Unified Optimal Model Averaging with a General Loss Function based on Cross-Validation

成果类型:
Article; Early Access
署名作者:
Yu, Dalei; Zhang, Xinyu; Liang, Hua
署名单位:
Xi'an Jiaotong University; Chinese Academy of Sciences; University of Science & Technology of China, CAS; Chinese Academy of Sciences; George Washington University
刊物名称:
JOURNAL OF THE AMERICAN STATISTICAL ASSOCIATION
ISSN/ISSBN:
0162-1459
DOI:
10.1080/01621459.2025.2487215
发表日期:
2025
关键词:
estimating equations information criterion likelihood-estimation quasi-likelihood selection distributions
摘要:
Studying unified model averaging estimation for situations with complicated data structures, we propose a novel model averaging method based on cross-validation (MACV).

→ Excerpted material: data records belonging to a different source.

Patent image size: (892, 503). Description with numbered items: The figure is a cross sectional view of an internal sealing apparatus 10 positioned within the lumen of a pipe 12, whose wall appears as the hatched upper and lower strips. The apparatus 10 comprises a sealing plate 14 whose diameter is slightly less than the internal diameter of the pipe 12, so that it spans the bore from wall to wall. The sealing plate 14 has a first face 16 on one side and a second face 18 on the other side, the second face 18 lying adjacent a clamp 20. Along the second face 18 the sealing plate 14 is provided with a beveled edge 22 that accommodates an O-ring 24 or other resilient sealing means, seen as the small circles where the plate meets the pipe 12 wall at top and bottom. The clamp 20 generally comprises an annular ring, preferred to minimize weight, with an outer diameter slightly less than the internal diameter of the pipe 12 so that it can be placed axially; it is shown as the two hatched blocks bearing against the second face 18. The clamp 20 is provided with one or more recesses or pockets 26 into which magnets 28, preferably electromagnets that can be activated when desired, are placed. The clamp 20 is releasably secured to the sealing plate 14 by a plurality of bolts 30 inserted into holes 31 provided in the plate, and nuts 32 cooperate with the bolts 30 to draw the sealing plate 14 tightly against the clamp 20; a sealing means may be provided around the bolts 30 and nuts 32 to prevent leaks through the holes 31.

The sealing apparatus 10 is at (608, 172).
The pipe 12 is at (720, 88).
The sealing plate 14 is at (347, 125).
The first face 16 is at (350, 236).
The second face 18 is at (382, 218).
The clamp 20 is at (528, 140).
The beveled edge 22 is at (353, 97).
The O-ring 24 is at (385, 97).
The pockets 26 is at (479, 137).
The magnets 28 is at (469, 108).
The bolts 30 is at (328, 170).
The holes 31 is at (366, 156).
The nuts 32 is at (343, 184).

MACV unifies a large class of new and existing model averaging estimators and covers a very general class of loss functions. Furthermore, to reduce the computational burden caused by the conventional leave-subject/one-out cross-validation, we propose a SEcond-order-Approximated Leave-one/subject-out (SEAL) cross-validation, which largely improves the computation efficiency. In the context of nonindependent and non-identically distributed random variables, we establish the unified theory for analyzing the asymptotic behaviors of the proposed MACV and SEAL methods, where the number of candidate models is allowed to diverge with sample size. To demonstrate the breadth of the proposed methodology, we exemplify four optimal model averaging estimators under four important situations, that is, longitudinal data with discrete responses, within-cluster correlation structure modeling, conditional prediction in spatial data, and quantile regression with a potential correlation structure. We conduct extensive simulation studies and analyze real-data examples to illustrate the advantages of the proposed methods. Supplementary materials for this article are available online, including a standardized description of the materials available for reproducing the work.